Rainshadow Road

By: Lisa Kleypas




To Jennifer Enderlin,



with thanks for your insight, patience, and encouragement—you are a gift I never take for granted.



Love always,

L.K.





Acknowledgments



As always, I owe endless gratitude to the many people who helped me in this process of getting words from my heart onto the printed page, especially my spectacular agent, Mel Berger, and my editor, Jennifer Enderlin, who deserves every flattering adjective in the dictionary. Huge thanks also to my much-adored friends at St. Martin’s Press, including Matthew Shear, Sally Richardson, Lisa Senz, John Murphy, Nancy Trypuc, Sarah Goldstein, Sara Goodman, John Karle, Olga Grlic, Jessica Preeg, Matt Baldacci, Anne Marie Tallberg, Brian Heller, and the entire sales force.

I couldn’t make it without the friendship and fantastic work of Cindy Blewett at Truly Texan, Sheila Clover and Michael Miller at Circle of Seven Productions, and Kim Castillo of Author’s Best Friend—I am incredibly lucky to have the benefit of so much talent.

Thanks to my lovely author friends Christina Dodd, Teresa Medeiros, Eloisa James, Connie Brockway, and Emily March, who help me spiritually, creatively, professionally, and every other possible “ly.”

I am blessed to be friends with some of the nicest and smartest people on the planet: Cristi Swayze, Rich and Amy Kittinger, Tonia Boze, Sue Carlson, Ellyn Ginsburg, and Lynda Lehner.

Thanks to Ireta and Harrell Ellis for their support, love, and great advice.

And most of all, thanks to my husband, Greg (my constant hero and favorite personal photographer), and our two fabulous children, who make every day of my life joyful.






One



When Lucy Marinn was seven years old, three things happened: Her little sister Alice got sick, she was assigned her first science fair project, and she found out that magic existed. More specifically, that she had the power to create magic. And for the rest of her life, Lucy would be aware that the distance between ordinary and extraordinary was only a step, a breath, a heartbeat away.

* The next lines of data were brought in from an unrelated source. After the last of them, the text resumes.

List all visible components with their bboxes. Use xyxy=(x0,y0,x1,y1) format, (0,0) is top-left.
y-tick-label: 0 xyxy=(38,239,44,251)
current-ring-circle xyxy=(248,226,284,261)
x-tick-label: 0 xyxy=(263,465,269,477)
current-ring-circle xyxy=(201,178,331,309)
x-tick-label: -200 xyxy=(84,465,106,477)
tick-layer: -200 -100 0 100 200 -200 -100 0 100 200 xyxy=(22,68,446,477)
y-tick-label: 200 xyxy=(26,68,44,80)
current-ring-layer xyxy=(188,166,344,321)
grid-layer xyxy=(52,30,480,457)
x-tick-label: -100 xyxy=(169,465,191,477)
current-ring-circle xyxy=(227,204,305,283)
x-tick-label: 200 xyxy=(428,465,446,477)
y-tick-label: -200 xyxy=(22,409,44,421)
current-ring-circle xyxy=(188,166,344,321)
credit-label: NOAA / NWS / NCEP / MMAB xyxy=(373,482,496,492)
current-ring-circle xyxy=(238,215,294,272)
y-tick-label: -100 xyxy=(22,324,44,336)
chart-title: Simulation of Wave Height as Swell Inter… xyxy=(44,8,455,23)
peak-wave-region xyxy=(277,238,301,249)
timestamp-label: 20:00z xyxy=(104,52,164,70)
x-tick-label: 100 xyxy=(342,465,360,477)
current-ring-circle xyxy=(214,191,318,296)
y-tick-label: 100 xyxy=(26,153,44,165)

But this was not the kind of knowledge that made one bold and daring. At least not in Lucy’s case. It made her cautious. Secretive. Because the revelation of a magical ability, particularly one that you had no control over, meant you were different. And even a child of seven understood that you didn’t want to find yourself on the wrong side of the dividing line between different and normal. You wanted to belong. The problem was, no matter how well you kept your secret, the very fact of having one was enough to separate you from everyone else.

She was never certain why the magic came when it did, what succession of events had led to its first appearance, but she thought it had all started on the morning when Alice had woken with a stiff neck, a fever, and a bright red rash. As soon as Lucy’s mother saw Alice, she shouted for her father to call the doctor.

Frightened by the turmoil in the house, Lucy sat on a kitchen chair in her nightgown, her heart pounding as she watched her father slam down the telephone receiver with such haste that it bounced off its plastic cradle.

“Find your shoes, Lucy. Hurry.” Her father’s voice, always so calm, had splintered on the last word. His face was skull-white.

“What’s happening?”

“Your mother and I are taking Alice to the hospital.”

“Am I going too?”

“You’re going to spend the day with Mrs. Geiszler.”

At the mention of their neighbor, who always shouted when Lucy rode her bike across her front lawn, she protested, “I don’t want to. She’s scary.”

“Not now, Lucy.” He had given her a look that had caused the words to dry up in Lucy’s throat.

They had gone to the car, and her mother had climbed into the backseat, holding Alice as if she were an infant. The sounds Alice had made were so startling that Lucy put her hands over her ears. She shrank herself into as little space as possible, the humid vinyl seat covers sticking to her legs. After her parents dropped her off at Mrs. Geiszler’s house, they drove away in such a hurry that the tires of the minivan bruised the driveway with black marks.

Mrs. Geiszler’s face was creased like a shutter door as she told Lucy not to touch anything. The house was filled with antiques. The agreeable mustiness of old books and the lemon tang of furniture polish hung in the air. It was as quiet as church, no sounds of television in the background, no music, no voices or telephone ringing.